On notera cet hédonisme notamment dans Le Loup et le
Chasseur, où La Fontaine fait du verbe jouir
le résumé de son art de vivre, et dans Le Songe d'un
habitant du Mogol ("J'aurai vécu sans soins , et
mourrai sans remords"). La volonté de suivre la nature
(voir notamment la fable L'Éducation) entraîne la
condamnation de l'ascétisme stoïcien qui fait "cesser de
vivre avant que l'on soit mort". Mais la morale de la
modération se rattache, elle aussi, à l'épicurisme en même
temps qu'à la vieille sagesse traditionnelle des fables.
Quant au développement sur la résignation (La Mort et le
Mourant), il vient tout droit de l'épicurien Lucrèce.
La Fontaine n'est pourtant pas un épicurien tout à
fait orthodoxe. D'abord en raison de son indulgence pour
l'amour. L'authentique sagesse épicurienne tenait l'amour
pour un facteur de troubles dont le sage avait intérêt à se
tenir éloigné. La Fontaine dénonce bien ses dangers ("Amour,
tu perdis Troie", s'écrie-t-il plaisamment dans Les
deux Coqs; voir aussi Le Berger et le Roi),
mais il écrit aussi "Plus d'amour, partant plus de joie"
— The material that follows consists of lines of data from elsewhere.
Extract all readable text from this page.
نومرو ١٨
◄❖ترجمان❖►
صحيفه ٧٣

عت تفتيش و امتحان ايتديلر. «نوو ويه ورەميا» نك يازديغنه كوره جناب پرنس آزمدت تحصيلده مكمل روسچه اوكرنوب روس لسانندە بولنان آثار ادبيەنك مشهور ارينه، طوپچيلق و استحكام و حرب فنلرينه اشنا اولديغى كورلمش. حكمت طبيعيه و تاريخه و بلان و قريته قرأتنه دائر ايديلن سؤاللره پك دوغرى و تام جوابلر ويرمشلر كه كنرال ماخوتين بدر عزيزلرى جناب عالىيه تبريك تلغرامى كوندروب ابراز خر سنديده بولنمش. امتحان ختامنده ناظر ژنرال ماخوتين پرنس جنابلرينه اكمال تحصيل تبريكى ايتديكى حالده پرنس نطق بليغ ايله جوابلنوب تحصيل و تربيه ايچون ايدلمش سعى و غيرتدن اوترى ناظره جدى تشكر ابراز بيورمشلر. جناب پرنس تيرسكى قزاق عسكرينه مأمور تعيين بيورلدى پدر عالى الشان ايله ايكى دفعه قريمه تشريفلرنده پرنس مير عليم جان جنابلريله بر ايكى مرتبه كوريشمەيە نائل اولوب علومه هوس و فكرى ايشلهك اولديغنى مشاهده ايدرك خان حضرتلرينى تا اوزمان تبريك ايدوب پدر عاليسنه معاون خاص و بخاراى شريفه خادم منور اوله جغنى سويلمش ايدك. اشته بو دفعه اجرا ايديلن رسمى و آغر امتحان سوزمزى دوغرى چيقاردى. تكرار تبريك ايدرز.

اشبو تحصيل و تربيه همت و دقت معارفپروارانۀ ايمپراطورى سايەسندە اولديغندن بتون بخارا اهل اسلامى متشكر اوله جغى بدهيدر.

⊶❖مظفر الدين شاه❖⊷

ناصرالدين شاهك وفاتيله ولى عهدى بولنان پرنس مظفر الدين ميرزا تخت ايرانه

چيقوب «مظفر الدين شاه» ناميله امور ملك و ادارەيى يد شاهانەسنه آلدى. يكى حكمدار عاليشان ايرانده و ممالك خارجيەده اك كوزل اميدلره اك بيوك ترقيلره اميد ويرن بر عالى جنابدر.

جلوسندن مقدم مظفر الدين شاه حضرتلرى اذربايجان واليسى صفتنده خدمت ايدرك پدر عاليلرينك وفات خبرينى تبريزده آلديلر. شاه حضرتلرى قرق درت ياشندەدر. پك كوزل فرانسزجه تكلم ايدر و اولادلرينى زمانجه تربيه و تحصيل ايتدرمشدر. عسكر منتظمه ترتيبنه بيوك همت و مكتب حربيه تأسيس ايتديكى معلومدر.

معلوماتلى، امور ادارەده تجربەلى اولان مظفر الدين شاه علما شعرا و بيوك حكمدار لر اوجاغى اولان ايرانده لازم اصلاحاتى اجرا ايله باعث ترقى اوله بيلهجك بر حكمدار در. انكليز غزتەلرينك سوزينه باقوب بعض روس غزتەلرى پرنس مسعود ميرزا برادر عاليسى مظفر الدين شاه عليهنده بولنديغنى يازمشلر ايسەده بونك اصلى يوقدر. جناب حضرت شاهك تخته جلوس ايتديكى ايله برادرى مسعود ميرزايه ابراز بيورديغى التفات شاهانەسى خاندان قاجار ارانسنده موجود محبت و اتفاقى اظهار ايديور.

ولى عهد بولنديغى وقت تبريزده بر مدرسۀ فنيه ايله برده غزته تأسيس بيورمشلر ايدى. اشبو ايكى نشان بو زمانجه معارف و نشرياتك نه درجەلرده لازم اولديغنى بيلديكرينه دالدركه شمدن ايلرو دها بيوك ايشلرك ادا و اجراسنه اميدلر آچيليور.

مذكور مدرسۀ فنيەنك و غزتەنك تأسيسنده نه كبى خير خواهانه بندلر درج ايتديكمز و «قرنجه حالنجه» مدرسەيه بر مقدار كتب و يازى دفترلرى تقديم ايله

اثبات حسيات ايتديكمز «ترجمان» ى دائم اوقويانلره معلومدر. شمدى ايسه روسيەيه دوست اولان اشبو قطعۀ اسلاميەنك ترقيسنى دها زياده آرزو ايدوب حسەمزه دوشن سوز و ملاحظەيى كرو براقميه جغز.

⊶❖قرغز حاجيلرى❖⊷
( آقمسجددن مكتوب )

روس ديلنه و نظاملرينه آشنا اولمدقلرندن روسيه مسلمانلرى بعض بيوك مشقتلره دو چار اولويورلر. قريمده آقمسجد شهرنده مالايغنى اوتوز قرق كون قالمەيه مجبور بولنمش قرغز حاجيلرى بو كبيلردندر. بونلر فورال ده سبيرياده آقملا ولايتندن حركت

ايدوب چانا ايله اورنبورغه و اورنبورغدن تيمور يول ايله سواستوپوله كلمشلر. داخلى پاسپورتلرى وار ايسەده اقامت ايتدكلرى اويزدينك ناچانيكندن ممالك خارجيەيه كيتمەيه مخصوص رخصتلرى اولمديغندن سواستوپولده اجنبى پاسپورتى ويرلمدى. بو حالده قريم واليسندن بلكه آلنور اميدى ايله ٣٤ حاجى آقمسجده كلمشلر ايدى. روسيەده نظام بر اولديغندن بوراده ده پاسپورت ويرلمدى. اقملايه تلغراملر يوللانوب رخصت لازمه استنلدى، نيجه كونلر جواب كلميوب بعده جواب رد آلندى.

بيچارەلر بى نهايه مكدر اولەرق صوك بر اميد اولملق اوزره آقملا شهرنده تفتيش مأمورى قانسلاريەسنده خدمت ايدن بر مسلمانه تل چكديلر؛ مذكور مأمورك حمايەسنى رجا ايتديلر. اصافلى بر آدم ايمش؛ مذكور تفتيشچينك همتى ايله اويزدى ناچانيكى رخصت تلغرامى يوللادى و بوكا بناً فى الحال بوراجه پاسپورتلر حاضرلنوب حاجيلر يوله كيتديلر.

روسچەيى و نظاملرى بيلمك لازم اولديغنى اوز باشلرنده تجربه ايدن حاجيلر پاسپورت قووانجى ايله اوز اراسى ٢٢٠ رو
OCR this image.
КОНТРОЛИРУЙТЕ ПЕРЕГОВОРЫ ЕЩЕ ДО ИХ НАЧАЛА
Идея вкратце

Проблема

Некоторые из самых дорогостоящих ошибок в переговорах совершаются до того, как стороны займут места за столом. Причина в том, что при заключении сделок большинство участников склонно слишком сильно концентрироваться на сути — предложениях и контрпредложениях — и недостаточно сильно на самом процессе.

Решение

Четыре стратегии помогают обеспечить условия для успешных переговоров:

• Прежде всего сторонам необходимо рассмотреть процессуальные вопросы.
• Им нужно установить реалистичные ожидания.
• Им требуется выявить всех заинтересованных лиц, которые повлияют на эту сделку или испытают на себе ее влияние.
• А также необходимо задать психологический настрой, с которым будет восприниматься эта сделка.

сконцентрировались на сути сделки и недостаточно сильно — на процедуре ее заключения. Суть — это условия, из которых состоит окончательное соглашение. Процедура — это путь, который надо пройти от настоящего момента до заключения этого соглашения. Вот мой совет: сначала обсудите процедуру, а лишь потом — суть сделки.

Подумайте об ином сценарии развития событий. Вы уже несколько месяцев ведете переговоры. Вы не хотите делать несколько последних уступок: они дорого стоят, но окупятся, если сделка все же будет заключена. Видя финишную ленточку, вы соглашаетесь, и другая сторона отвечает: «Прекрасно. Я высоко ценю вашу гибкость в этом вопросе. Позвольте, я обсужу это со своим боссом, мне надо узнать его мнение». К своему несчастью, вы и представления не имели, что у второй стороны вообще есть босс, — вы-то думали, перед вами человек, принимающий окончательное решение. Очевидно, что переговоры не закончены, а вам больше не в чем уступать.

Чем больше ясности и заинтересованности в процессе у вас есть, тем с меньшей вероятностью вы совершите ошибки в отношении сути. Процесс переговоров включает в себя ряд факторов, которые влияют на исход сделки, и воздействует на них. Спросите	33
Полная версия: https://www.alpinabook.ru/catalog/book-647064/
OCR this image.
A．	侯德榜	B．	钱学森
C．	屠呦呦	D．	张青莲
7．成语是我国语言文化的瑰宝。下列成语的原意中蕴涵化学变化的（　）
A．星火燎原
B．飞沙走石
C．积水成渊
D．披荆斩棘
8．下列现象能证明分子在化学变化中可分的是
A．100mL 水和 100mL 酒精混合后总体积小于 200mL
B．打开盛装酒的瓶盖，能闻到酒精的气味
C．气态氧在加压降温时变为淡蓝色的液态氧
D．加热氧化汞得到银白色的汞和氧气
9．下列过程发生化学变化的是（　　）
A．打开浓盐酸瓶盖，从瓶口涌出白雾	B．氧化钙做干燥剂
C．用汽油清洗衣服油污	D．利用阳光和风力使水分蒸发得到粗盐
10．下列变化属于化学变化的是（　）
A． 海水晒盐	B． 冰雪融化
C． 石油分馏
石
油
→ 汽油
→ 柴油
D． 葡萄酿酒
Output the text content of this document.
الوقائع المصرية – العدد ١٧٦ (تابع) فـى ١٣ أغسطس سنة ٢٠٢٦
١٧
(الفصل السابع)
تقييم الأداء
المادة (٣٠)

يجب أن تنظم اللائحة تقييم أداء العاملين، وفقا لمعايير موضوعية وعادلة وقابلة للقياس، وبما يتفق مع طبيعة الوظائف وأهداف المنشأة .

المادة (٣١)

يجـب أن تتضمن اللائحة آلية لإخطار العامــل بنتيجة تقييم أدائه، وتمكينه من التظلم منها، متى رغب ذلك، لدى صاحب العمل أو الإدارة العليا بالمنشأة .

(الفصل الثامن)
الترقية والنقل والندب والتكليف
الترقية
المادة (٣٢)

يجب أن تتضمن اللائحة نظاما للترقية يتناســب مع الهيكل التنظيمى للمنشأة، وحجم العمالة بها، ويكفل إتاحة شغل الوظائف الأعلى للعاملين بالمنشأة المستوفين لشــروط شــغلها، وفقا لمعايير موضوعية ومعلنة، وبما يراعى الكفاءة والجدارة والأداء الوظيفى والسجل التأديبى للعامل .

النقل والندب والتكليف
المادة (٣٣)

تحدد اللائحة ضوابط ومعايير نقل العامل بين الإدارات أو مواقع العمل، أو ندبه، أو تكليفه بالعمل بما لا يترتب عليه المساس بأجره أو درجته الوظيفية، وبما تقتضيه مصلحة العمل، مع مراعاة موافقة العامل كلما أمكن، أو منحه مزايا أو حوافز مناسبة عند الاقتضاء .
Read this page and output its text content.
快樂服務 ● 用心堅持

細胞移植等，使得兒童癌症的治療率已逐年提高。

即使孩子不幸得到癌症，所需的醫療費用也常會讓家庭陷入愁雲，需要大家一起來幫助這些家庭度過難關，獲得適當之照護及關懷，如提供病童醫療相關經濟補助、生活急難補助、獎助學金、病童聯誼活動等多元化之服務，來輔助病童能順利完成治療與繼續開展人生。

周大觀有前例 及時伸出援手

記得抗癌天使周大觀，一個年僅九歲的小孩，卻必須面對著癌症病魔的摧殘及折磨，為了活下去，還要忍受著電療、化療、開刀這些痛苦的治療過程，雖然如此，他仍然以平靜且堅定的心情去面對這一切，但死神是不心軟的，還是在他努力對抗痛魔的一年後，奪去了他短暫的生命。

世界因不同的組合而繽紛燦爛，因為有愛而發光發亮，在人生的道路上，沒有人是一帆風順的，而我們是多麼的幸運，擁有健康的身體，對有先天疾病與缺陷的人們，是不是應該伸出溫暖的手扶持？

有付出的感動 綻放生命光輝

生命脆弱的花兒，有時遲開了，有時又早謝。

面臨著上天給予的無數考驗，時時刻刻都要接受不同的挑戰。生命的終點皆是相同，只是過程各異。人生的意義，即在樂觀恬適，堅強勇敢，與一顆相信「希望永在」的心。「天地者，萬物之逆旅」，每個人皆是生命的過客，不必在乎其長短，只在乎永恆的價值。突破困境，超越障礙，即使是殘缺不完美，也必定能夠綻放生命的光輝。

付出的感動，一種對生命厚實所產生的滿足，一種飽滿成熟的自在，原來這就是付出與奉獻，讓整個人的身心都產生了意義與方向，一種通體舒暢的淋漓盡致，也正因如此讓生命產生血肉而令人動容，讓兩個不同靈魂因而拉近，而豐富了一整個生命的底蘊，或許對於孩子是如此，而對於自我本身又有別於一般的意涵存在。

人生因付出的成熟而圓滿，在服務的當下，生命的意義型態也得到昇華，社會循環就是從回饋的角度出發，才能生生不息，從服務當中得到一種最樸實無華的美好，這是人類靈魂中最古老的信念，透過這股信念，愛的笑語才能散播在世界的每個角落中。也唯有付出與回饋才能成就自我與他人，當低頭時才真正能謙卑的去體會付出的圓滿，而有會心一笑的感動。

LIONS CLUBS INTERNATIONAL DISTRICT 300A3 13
(Les Animaux malades de la peste) et, surtout,
dit sa nostalgie du "temps d'aimer" dans Les deux
Pigeons. D'autre part, cet épicurisme est
singulièrement christianisé : La Fontaine n'exclut pas en
effet l'idée de la Providence (Jupiter et les Tonnerres),
incompatible avec l'épicurisme antique, résolument
matérialiste.
Peut-on conclure de ces remarques une certaine
inconséquence de La Fontaine au plan philosophique ? Il
n'est surtout rien moins qu'un homme de système, soucieux de
suivre son humeur et sa fantaisie. Il peut avoir, comme
Montaigne, « essayé » sa pensée au fil des thèmes et proposé
au lecteur une variété d'opinions manifestant son
scepticisme Mais il appartient aussi à un siècle pétri
d'antiquité et soucieux de vulgariser les doctrines dans un
contexte plaisant.
Les
thèmes politiques
Pour
déterminer les idées politiques de La Fontaine, il est
difficile d'éviter les anachronismes : il s'inspire des
fables antiques, dont le genre populaire commande à l'égard
des grands et des gouvernants une sagesse prudente teintée
d'irrévérence ou d'une résignation sans illusions. La
Fontaine appartient en outre à des milieux de mécontents ou
de mal aimés du pouvoir, mais il prend soin de plaire au roi
en manifestant dans bien des cas son accord avec sa
politique. Il est difficile aussi de saisir toutes les
allusions, ce qui supposerait une connaissance
singulièrement détaillée de l'histoire du XVIIème
siècle et l'exacte détermination de la date de composition
de chaque fable. Le lecteur moderne doit donc faire preuve
ici de prudence, comme à l'égard d'ailleurs de tous les
écrivains de l'Ancien Régime, obligés de dire les choses à
demi-mot.
D'abord La Fontaine, comme plus tard La Bruyère, est
fidèle à l'idéal horatien de l'aurea mediocritas, qui
lui paraît constituer un idéal de simplicité et de modestie.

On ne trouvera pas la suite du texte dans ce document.